「ボルシチです。中央のサワークリームを溶いてお召し上がりください。パンを浸してお召し上がりになると、おいしいですよ」。
「サラファン」の週替わりランチには、ボルシチがつく。最初に運んでくれた店主が、こう奨めてくれる。
なんとも色合いが美しい。透き通った茜色の液体が目に優しい。
飲めば、穏やかな滋味が、ゆっくりと広がっていく。一口だけで、喉が開き、心がほぐれ、厳しい外気にさらされた体が、上気していく。
この温かみのある味わいと色合いは、サラファンだけである。
牛と鶏と野菜のスープに、ビーツを加えるのだが、ビーツは色が壊れやすいため、他の野菜とともに、ピュレにして加えている。
具はキャベツとジャガイモだが、様々な野菜の味わいがとけ込んでいるからこそ、優しい気分を呼ぶのである。
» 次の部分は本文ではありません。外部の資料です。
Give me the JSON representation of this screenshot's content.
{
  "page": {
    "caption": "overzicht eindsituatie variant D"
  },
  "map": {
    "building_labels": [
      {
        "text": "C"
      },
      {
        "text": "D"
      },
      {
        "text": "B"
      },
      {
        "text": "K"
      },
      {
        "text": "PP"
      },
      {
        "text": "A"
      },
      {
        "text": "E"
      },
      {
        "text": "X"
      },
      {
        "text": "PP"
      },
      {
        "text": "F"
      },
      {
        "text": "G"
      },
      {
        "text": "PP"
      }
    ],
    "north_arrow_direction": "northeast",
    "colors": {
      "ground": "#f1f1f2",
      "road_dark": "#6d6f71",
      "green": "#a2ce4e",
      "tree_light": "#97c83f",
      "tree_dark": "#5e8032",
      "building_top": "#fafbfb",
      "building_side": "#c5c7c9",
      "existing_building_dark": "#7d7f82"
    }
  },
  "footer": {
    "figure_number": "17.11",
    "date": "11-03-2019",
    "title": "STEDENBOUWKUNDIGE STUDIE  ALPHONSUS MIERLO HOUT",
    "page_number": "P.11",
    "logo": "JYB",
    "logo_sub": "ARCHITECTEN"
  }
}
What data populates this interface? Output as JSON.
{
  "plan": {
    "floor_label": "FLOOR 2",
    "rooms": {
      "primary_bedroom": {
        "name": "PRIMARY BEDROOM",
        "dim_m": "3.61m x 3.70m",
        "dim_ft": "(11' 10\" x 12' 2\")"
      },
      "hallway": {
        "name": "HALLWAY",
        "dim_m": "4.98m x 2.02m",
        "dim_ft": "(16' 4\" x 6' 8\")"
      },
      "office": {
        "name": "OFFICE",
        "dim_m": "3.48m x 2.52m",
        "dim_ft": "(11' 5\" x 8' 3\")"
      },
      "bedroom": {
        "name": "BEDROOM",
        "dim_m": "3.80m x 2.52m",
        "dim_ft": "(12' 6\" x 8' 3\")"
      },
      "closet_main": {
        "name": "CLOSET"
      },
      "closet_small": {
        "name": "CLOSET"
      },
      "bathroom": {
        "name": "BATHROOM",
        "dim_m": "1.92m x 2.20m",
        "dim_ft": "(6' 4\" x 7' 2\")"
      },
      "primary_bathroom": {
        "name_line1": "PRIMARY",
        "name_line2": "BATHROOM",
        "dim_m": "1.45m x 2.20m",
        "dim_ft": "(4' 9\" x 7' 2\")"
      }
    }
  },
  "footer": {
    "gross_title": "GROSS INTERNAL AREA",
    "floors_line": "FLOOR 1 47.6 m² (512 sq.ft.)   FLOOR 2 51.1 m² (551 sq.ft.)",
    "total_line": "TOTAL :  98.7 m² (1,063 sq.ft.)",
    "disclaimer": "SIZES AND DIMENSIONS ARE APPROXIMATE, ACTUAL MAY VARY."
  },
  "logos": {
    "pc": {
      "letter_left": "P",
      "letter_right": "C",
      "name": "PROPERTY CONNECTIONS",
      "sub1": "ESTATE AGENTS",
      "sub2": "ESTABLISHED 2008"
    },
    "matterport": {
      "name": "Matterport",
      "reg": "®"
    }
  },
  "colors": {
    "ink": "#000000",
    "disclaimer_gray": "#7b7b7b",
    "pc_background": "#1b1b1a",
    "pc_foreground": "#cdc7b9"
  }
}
この料理法は、初代の岡本かステリーニャさんから教わったのだという。揺るぎない民族の知恵がここにある。
ボルシチで心を座らせ、週変わりの料理を食べる。
細かな衣で香ばしく焼き上げられた鶏を味わい、ターメリックライスを食べる。
千円ながら、なんと豊かな時間だろう。
コートの襟を立てる季節のなると、サラファンに向かう。
創業来お茶の水の片隅で、人々の心を豊かにしてきた、真心を味わいに行く。